I spent Thursday mornings in the clubfoot clinic, learning how to assess severity, and the Ponsetti method of serial casting to help correct the deformity (see before and after pictures below). I even got to have a go plastering a foot, which was very messy but good fun! During my time in Malawi I learnt more and more about how vital the role of a physiotherapist is there. In clinic about 60% of the patients we saw were referred to physio, and for many of them the hard work of the surgeons would be wasted without proper stretching and strengthening rehabilitation before and afterwards. There is a great team here, although they are sometimes overwhelmed by the numbers who need their help. This is particularly the case with children with cerebral palsy. Many come to CURE for physio which they desperately need, however CUREs remit is orthopaedic problems, and all their time and resources are spent helping these children. There is therefore a tension in what CURE can provide as if the children with cerebral palsy don't get physio here, they won't get it anywhere else. Malawi is beginning to train up more physios, with the first cohort of students graduating this summer. I have met some of the students have come to CURE and many of them are unsure of what their career will look like, with such a shortage of role models.

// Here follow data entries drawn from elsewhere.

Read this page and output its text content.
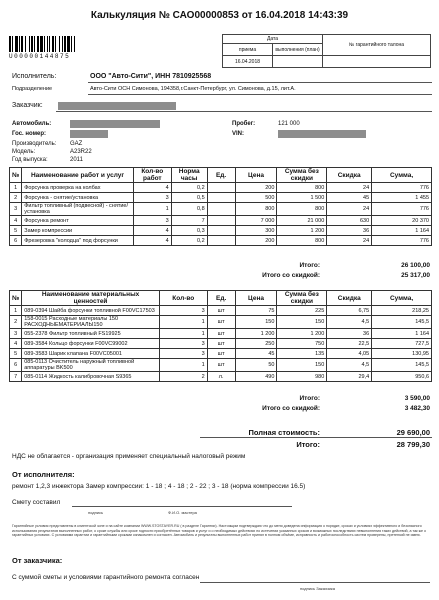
Калькуляция № САО00000853 от 16.04.2018 14:43:39
U00000144875
Дата		№ гарантийного талона
приема	выполнения (план)	
16.04.2018		
Исполнитель:	ООО "Авто-Сити", ИНН 7810925568
Подразделение	Авто-Сити ОСН Симонова, 194358,г.Санкт-Петербург, ул. Симонова, д.15, лит.А.
Заказчик:
Автомобиль:
Гос. номер:
Производитель: GAZ
Модель:	A23R22
Год выпуска:	2011
Пробег:	121 000
VIN:
№	Наименование работ и услуг	Кол-во работ	Норма часы	Ед.	Цена	Сумма без скидки	Скидка	Сумма,
1	Форсунка проверка на колбах	4	0,2		200	800	24	776
2	Форсунка - снятие/установка	3	0,5		500	1 500	45	1 455
3	Фильтр топливный (подвесной) - снятие/установка	1	0,8		800	800	24	776
4	Форсунка ремонт	3	7		7 000	21 000	630	20 370
5	Замер компрессии	4	0,3		300	1 200	36	1 164
6	Фрезеровка "колодца" под форсунки	4	0,2		200	800	24	776
Итого:	26 100,00
Итого со скидкой:	25 317,00
№	Наименование материальных ценностей	Кол-во	Ед.	Цена	Сумма без скидки	Скидка	Сумма,
1	089-0394 Шайба форсунки топливной F00VC17503	3	шт	75	225	6,75	218,25
2	158-0015 Расходные материалы 150 РАСХОДНЫЕМАТЕРИАЛЫ150	1	шт	150	150	4,5	145,5
3	055-2378 Фильтр топливный FS19925	1	шт	1 200	1 200	36	1 164
4	089-3584 Кольцо форсунки F00VC99002	3	шт	250	750	22,5	727,5
5	089-3583 Шарик клапана F00VC05001	3	шт	45	135	4,05	130,95
6	085-0113 Очиститель наружный топливной аппаратуры BK500	1	шт	50	150	4,5	145,5
7	085-0114 Жидкость калибровочная S9365	2	л.	490	980	29,4	950,6
Итого:	3 590,00
Итого со скидкой:	3 482,30
Полная стоимость:	29 690,00
Итого:	28 799,30
НДС не облагается - организация применяет специальный налоговый режим
От исполнителя:
ремонт 1,2,3 инжектора Замер компрессии: 1 - 18 ; 4 - 18 ; 2 - 22 ; 3 - 18 (норма компрессии 16.5)
Смету составил
подпись	Ф.И.О. мастера
Гарантийные условия представлены в клиентской зоне и на сайте компании WWW.STOSTAYER.RU ( в разделе Гарантии). Настоящим подтверждаю что до меня доведена информация о порядке, сроках и условиях эффективного и безопасного использования результатов выполненных работ, о сроке службы или сроке годности приобретённых товаров и услуг и о необходимых действиях по истечении указанных сроков и возможных последствиях невыполнения таких действий, а так же о гарантийных условиях. С условиями гарантии и гарантийными сроками ознакомлен и согласен. Автомобиль и результаты выполненных работ принял в полном объёме, исправность и работоспособность систем проверены, претензий не имею.
От заказчика:
С суммой сметы и условиями гарантийного ремонта согласен
подпись Заказчика
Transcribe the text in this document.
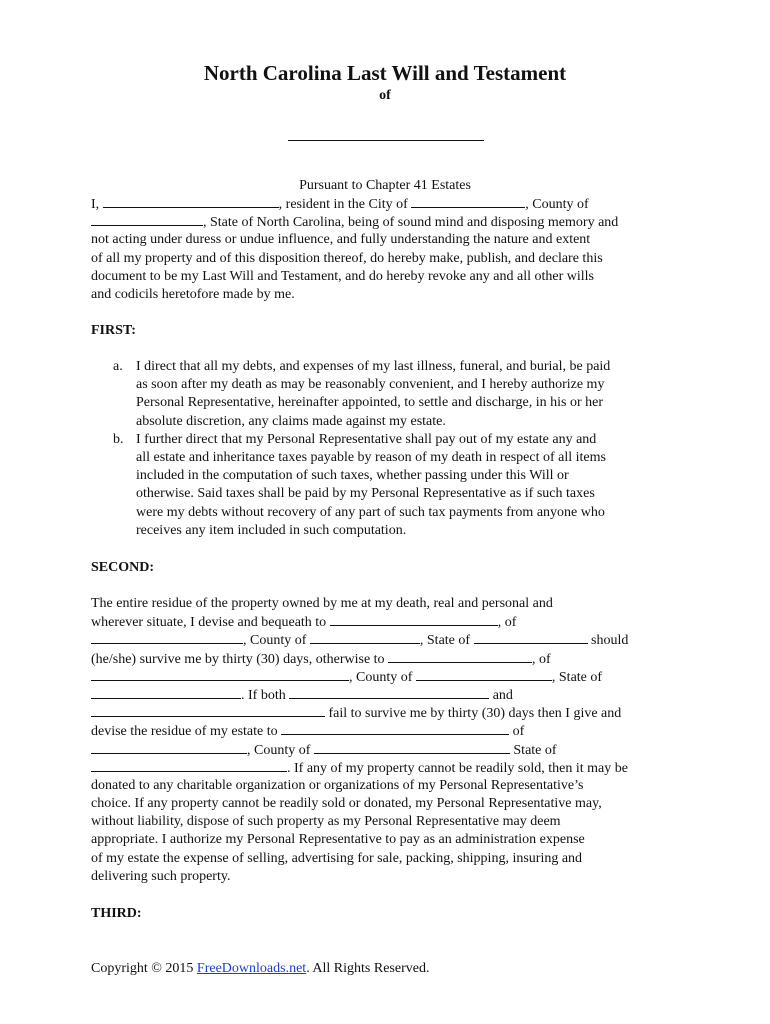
North Carolina Last Will and Testament
of
Pursuant to Chapter 41 Estates
I,	, resident in the City of	, County of
, State of North Carolina, being of sound mind and disposing memory and
not acting under duress or undue influence, and fully understanding the nature and extent
of all my property and of this disposition thereof, do hereby make, publish, and declare this
document to be my Last Will and Testament, and do hereby revoke any and all other wills
and codicils heretofore made by me.
FIRST:
a. I direct that all my debts, and expenses of my last illness, funeral, and burial, be paid
as soon after my death as may be reasonably convenient, and I hereby authorize my
Personal Representative, hereinafter appointed, to settle and discharge, in his or her
absolute discretion, any claims made against my estate.
b. I further direct that my Personal Representative shall pay out of my estate any and
all estate and inheritance taxes payable by reason of my death in respect of all items
included in the computation of such taxes, whether passing under this Will or
otherwise. Said taxes shall be paid by my Personal Representative as if such taxes
were my debts without recovery of any part of such tax payments from anyone who
receives any item included in such computation.
SECOND:
The entire residue of the property owned by me at my death, real and personal and
wherever situate, I devise and bequeath to	, of
, County of	, State of	should
(he/she) survive me by thirty (30) days, otherwise to	, of
, County of	, State of
. If both	and
fail to survive me by thirty (30) days then I give and
devise the residue of my estate to	of
, County of	State of
. If any of my property cannot be readily sold, then it may be
donated to any charitable organization or organizations of my Personal Representative’s
choice. If any property cannot be readily sold or donated, my Personal Representative may,
without liability, dispose of such property as my Personal Representative may deem
appropriate. I authorize my Personal Representative to pay as an administration expense
of my estate the expense of selling, advertising for sale, packing, shipping, insuring and
delivering such property.
THIRD:
Copyright © 2015 FreeDownloads.net. All Rights Reserved.
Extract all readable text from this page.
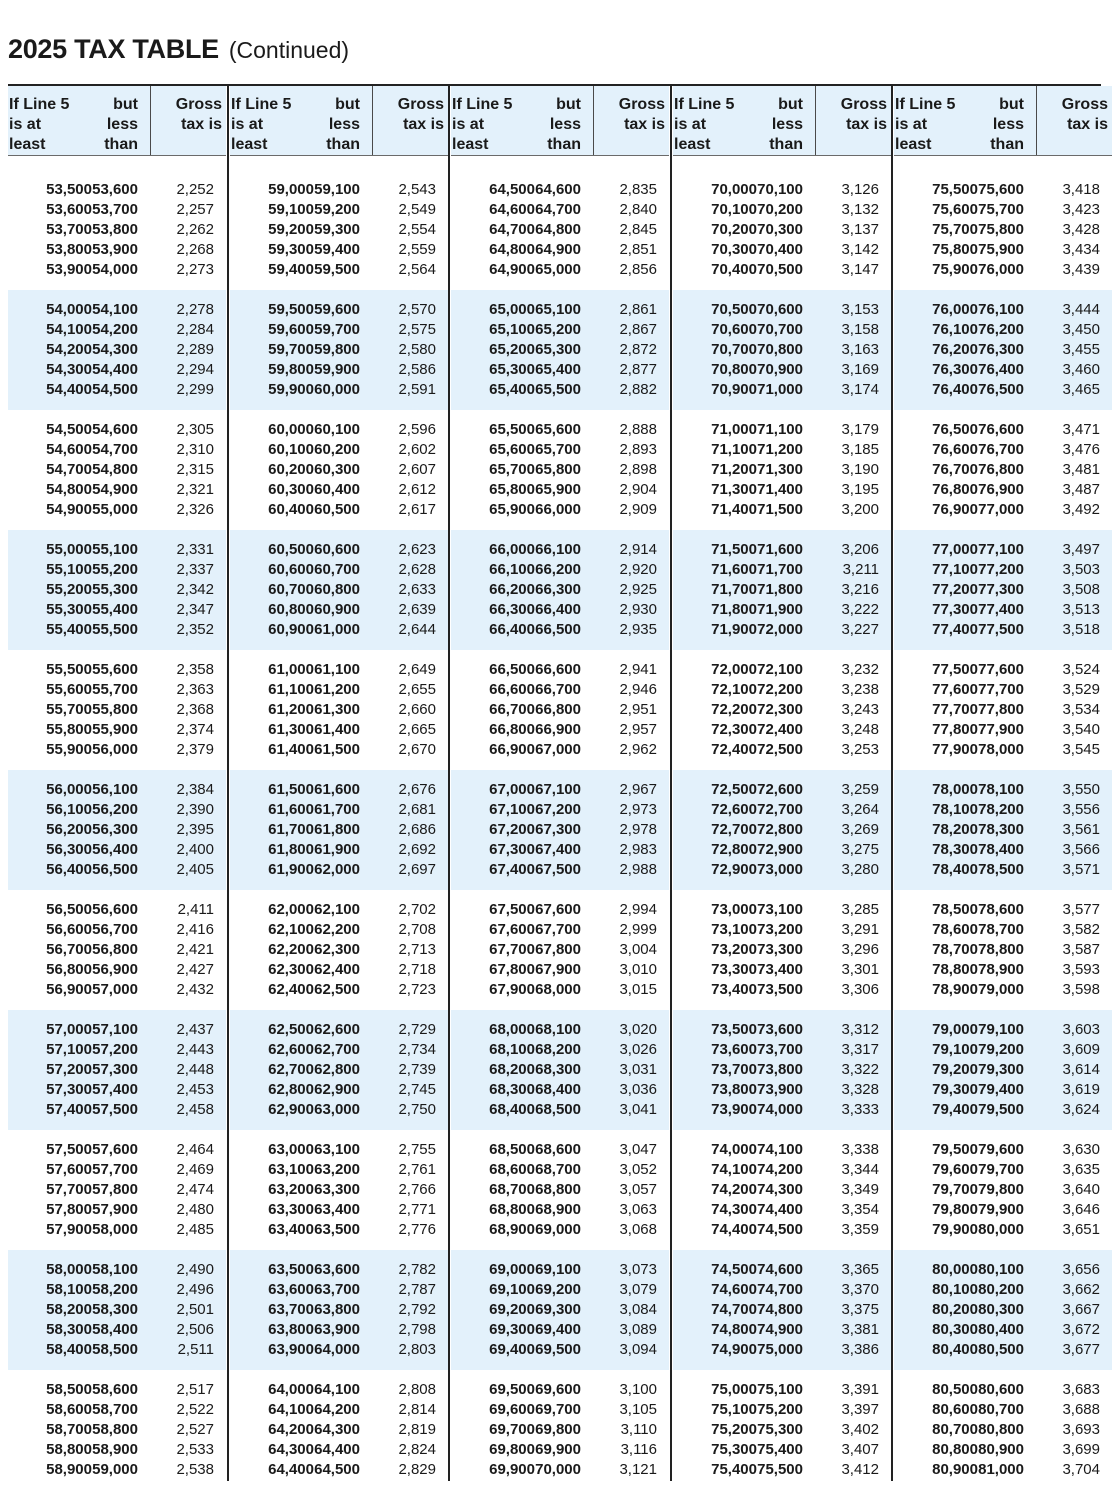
2025 TAX TABLE (Continued)
If Line 5
is at
least
but
less
than
Gross
tax is
53,500 53,600	2,252
53,600 53,700	2,257
53,700 53,800	2,262
53,800 53,900	2,268
53,900 54,000	2,273
54,000 54,100	2,278
54,100 54,200	2,284
54,200 54,300	2,289
54,300 54,400	2,294
54,400 54,500	2,299
54,500 54,600	2,305
54,600 54,700	2,310
54,700 54,800	2,315
54,800 54,900	2,321
54,900 55,000	2,326
55,000 55,100	2,331
55,100 55,200	2,337
55,200 55,300	2,342
55,300 55,400	2,347
55,400 55,500	2,352
55,500 55,600	2,358
55,600 55,700	2,363
55,700 55,800	2,368
55,800 55,900	2,374
55,900 56,000	2,379
56,000 56,100	2,384
56,100 56,200	2,390
56,200 56,300	2,395
56,300 56,400	2,400
56,400 56,500	2,405
56,500 56,600	2,411
56,600 56,700	2,416
56,700 56,800	2,421
56,800 56,900	2,427
56,900 57,000	2,432
57,000 57,100	2,437
57,100 57,200	2,443
57,200 57,300	2,448
57,300 57,400	2,453
57,400 57,500	2,458
57,500 57,600	2,464
57,600 57,700	2,469
57,700 57,800	2,474
57,800 57,900	2,480
57,900 58,000	2,485
58,000 58,100	2,490
58,100 58,200	2,496
58,200 58,300	2,501
58,300 58,400	2,506
58,400 58,500	2,511
58,500 58,600	2,517
58,600 58,700	2,522
58,700 58,800	2,527
58,800 58,900	2,533
58,900 59,000	2,538
If Line 5
is at
least
but
less
than
Gross
tax is
59,000 59,100	2,543
59,100 59,200	2,549
59,200 59,300	2,554
59,300 59,400	2,559
59,400 59,500	2,564
59,500 59,600	2,570
59,600 59,700	2,575
59,700 59,800	2,580
59,800 59,900	2,586
59,900 60,000	2,591
60,000 60,100	2,596
60,100 60,200	2,602
60,200 60,300	2,607
60,300 60,400	2,612
60,400 60,500	2,617
60,500 60,600	2,623
60,600 60,700	2,628
60,700 60,800	2,633
60,800 60,900	2,639
60,900 61,000	2,644
61,000 61,100	2,649
61,100 61,200	2,655
61,200 61,300	2,660
61,300 61,400	2,665
61,400 61,500	2,670
61,500 61,600	2,676
61,600 61,700	2,681
61,700 61,800	2,686
61,800 61,900	2,692
61,900 62,000	2,697
62,000 62,100	2,702
62,100 62,200	2,708
62,200 62,300	2,713
62,300 62,400	2,718
62,400 62,500	2,723
62,500 62,600	2,729
62,600 62,700	2,734
62,700 62,800	2,739
62,800 62,900	2,745
62,900 63,000	2,750
63,000 63,100	2,755
63,100 63,200	2,761
63,200 63,300	2,766
63,300 63,400	2,771
63,400 63,500	2,776
63,500 63,600	2,782
63,600 63,700	2,787
63,700 63,800	2,792
63,800 63,900	2,798
63,900 64,000	2,803
64,000 64,100	2,808
64,100 64,200	2,814
64,200 64,300	2,819
64,300 64,400	2,824
64,400 64,500	2,829
If Line 5
is at
least
but
less
than
Gross
tax is
64,500 64,600	2,835
64,600 64,700	2,840
64,700 64,800	2,845
64,800 64,900	2,851
64,900 65,000	2,856
65,000 65,100	2,861
65,100 65,200	2,867
65,200 65,300	2,872
65,300 65,400	2,877
65,400 65,500	2,882
65,500 65,600	2,888
65,600 65,700	2,893
65,700 65,800	2,898
65,800 65,900	2,904
65,900 66,000	2,909
66,000 66,100	2,914
66,100 66,200	2,920
66,200 66,300	2,925
66,300 66,400	2,930
66,400 66,500	2,935
66,500 66,600	2,941
66,600 66,700	2,946
66,700 66,800	2,951
66,800 66,900	2,957
66,900 67,000	2,962
67,000 67,100	2,967
67,100 67,200	2,973
67,200 67,300	2,978
67,300 67,400	2,983
67,400 67,500	2,988
67,500 67,600	2,994
67,600 67,700	2,999
67,700 67,800	3,004
67,800 67,900	3,010
67,900 68,000	3,015
68,000 68,100	3,020
68,100 68,200	3,026
68,200 68,300	3,031
68,300 68,400	3,036
68,400 68,500	3,041
68,500 68,600	3,047
68,600 68,700	3,052
68,700 68,800	3,057
68,800 68,900	3,063
68,900 69,000	3,068
69,000 69,100	3,073
69,100 69,200	3,079
69,200 69,300	3,084
69,300 69,400	3,089
69,400 69,500	3,094
69,500 69,600	3,100
69,600 69,700	3,105
69,700 69,800	3,110
69,800 69,900	3,116
69,900 70,000	3,121
If Line 5
is at
least
but
less
than
Gross
tax is
70,000 70,100	3,126
70,100 70,200	3,132
70,200 70,300	3,137
70,300 70,400	3,142
70,400 70,500	3,147
70,500 70,600	3,153
70,600 70,700	3,158
70,700 70,800	3,163
70,800 70,900	3,169
70,900 71,000	3,174
71,000 71,100	3,179
71,100 71,200	3,185
71,200 71,300	3,190
71,300 71,400	3,195
71,400 71,500	3,200
71,500 71,600	3,206
71,600 71,700	3,211
71,700 71,800	3,216
71,800 71,900	3,222
71,900 72,000	3,227
72,000 72,100	3,232
72,100 72,200	3,238
72,200 72,300	3,243
72,300 72,400	3,248
72,400 72,500	3,253
72,500 72,600	3,259
72,600 72,700	3,264
72,700 72,800	3,269
72,800 72,900	3,275
72,900 73,000	3,280
73,000 73,100	3,285
73,100 73,200	3,291
73,200 73,300	3,296
73,300 73,400	3,301
73,400 73,500	3,306
73,500 73,600	3,312
73,600 73,700	3,317
73,700 73,800	3,322
73,800 73,900	3,328
73,900 74,000	3,333
74,000 74,100	3,338
74,100 74,200	3,344
74,200 74,300	3,349
74,300 74,400	3,354
74,400 74,500	3,359
74,500 74,600	3,365
74,600 74,700	3,370
74,700 74,800	3,375
74,800 74,900	3,381
74,900 75,000	3,386
75,000 75,100	3,391
75,100 75,200	3,397
75,200 75,300	3,402
75,300 75,400	3,407
75,400 75,500	3,412
If Line 5
is at
least
but
less
than
Gross
tax is
75,500 75,600	3,418
75,600 75,700	3,423
75,700 75,800	3,428
75,800 75,900	3,434
75,900 76,000	3,439
76,000 76,100	3,444
76,100 76,200	3,450
76,200 76,300	3,455
76,300 76,400	3,460
76,400 76,500	3,465
76,500 76,600	3,471
76,600 76,700	3,476
76,700 76,800	3,481
76,800 76,900	3,487
76,900 77,000	3,492
77,000 77,100	3,497
77,100 77,200	3,503
77,200 77,300	3,508
77,300 77,400	3,513
77,400 77,500	3,518
77,500 77,600	3,524
77,600 77,700	3,529
77,700 77,800	3,534
77,800 77,900	3,540
77,900 78,000	3,545
78,000 78,100	3,550
78,100 78,200	3,556
78,200 78,300	3,561
78,300 78,400	3,566
78,400 78,500	3,571
78,500 78,600	3,577
78,600 78,700	3,582
78,700 78,800	3,587
78,800 78,900	3,593
78,900 79,000	3,598
79,000 79,100	3,603
79,100 79,200	3,609
79,200 79,300	3,614
79,300 79,400	3,619
79,400 79,500	3,624
79,500 79,600	3,630
79,600 79,700	3,635
79,700 79,800	3,640
79,800 79,900	3,646
79,900 80,000	3,651
80,000 80,100	3,656
80,100 80,200	3,662
80,200 80,300	3,667
80,300 80,400	3,672
80,400 80,500	3,677
80,500 80,600	3,683
80,600 80,700	3,688
80,700 80,800	3,693
80,800 80,900	3,699
80,900 81,000	3,704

I had a fantastic 2 months in Malawi and I think that it has definitely had a lasting impact on me. I had chosen to go to the CURE hospital as I wanted to get more experience of medical mission in the developing world. I enjoyed that the hospital in Blantyre was quite small, enabling me to get to know lots of the staff from doctors, nurses, chaplains, receptionists, researches, administrators and hospital drivers. I loved walking down a corridor and being able to stop and chat to the people I passed. Being a Christian hospital gave it a sense of unity and it was such privilege to be able to pray for patients before they went to theatre.

However life in Malawi was not without challenges and frustrations. I found loneliness difficult, especially as the volunteer community is quite transient. I also had several problems with my bank card not working and a power cut at the immigration office making getting a visa extension quite stressful. I felt I grew up quite a lot while I was away and had to deal with and overcome difficulties by myself which I would have asked for help if I was at home. All these things have been valuable lessons and things that I need to consider if I do work overseas long term in the future.

Working aboard is definitely still something that I am working towards. I am so grateful for the opportunity to visit Malawi and see the fantastic job that the CURE hospital does. I would love to visit Malawi again one day, perhaps even as a plastic surgeon!